Additionally, individual physicians often have few patients qualifying for each measure. This makes it difficult to differentiate between contrasts in performance and differences in sample size.
"MIPS as presently designed is unlikely to succeed in helping beneficiaries choose clinicians, helping clinicians change practice patterns to improve value, or helping the Medicare program reward clinicians based on value," stated the report.
To mitigate potential issues, MedPAC suggested CMS use more population-based outcome measures. Additionally, the organization recommended CMS rely more on claims data and survey results rather than physician reporting.
The MedPAC proposal recommended modifying MIPS to use claims data as a way to score performance in population health management categories such as avoidable hospital and emergency room visits, mortality and readmission rates following hospital stays, healthy days, patient experience, rates of low-value care, and resource use.
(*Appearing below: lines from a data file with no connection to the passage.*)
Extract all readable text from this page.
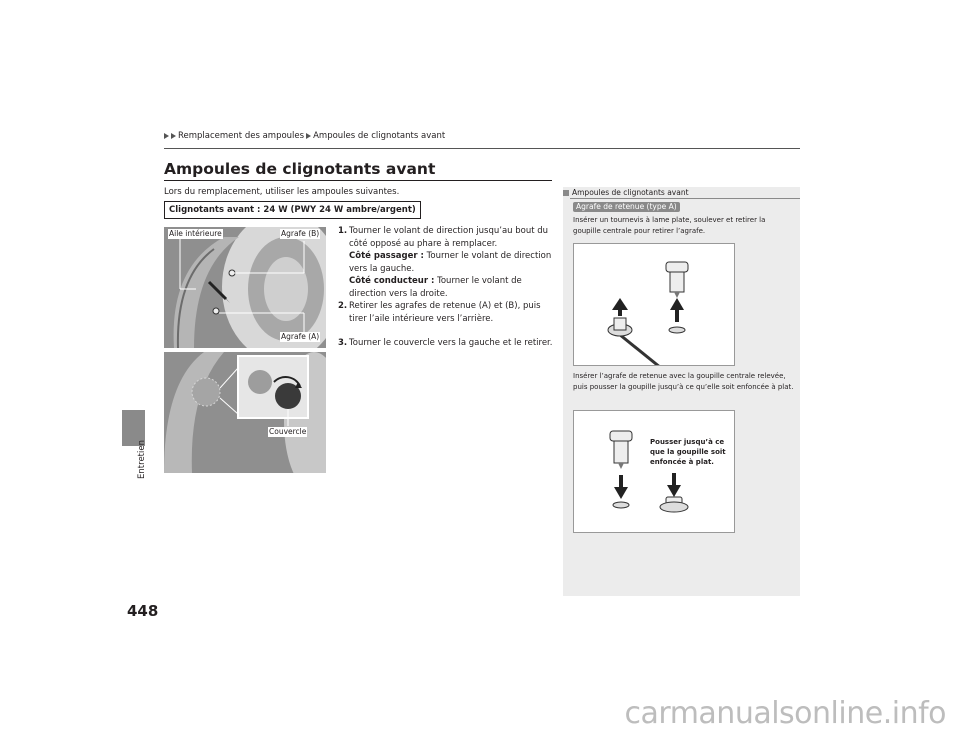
Remplacement des ampoules Ampoules de clignotants avant
Entretien
448
Ampoules de clignotants avant
Lors du remplacement, utiliser les ampoules suivantes.
Clignotants avant : 24 W (PWY 24 W ambre/argent)
Aile intérieure	Agrafe (B)
Agrafe (A)
Couvercle
1. Tourner le volant de direction jusqu’au bout du côté opposé au phare à remplacer.
Côté passager : Tourner le volant de direction vers la gauche.
Côté conducteur : Tourner le volant de direction vers la droite.
2. Retirer les agrafes de retenue (A) et (B), puis tirer l’aile intérieure vers l’arrière.
3. Tourner le couvercle vers la gauche et le retirer.
Ampoules de clignotants avant
Agrafe de retenue (type A)
Insérer un tournevis à lame plate, soulever et retirer la goupille centrale pour retirer l’agrafe.
Insérer l’agrafe de retenue avec la goupille centrale relevée, puis pousser la goupille jusqu’à ce qu’elle soit enfoncée à plat.
Pousser jusqu’à ce que la goupille soit enfoncée à plat.
carmanualsonline.info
Utilizing this data, said MedPAC, would offer insight into ambulatory care settings and care delivery systems without requiring physicians to spend time on data reporting that could be better spent focusing on patient care.
"The benefits of using population-based measures are significant," stated the organization. "This approach sends clinicians a signal that they should view the care they provide as part of a continuum that crosses sectors and incorporates the totality of patient care. This perspective helps to counter the silo-driven FFS system that encourages providers to focus only on the services they directly provide."
However, MedPAC admits, modifying MIPS in this way would not give CMS access to data on individual practice performance.
These recommendations could encourage physicians that do not want to be measured against their local performance group to join a virtual group of practices, readying them to potentially join an accountable care organization or advanced APM.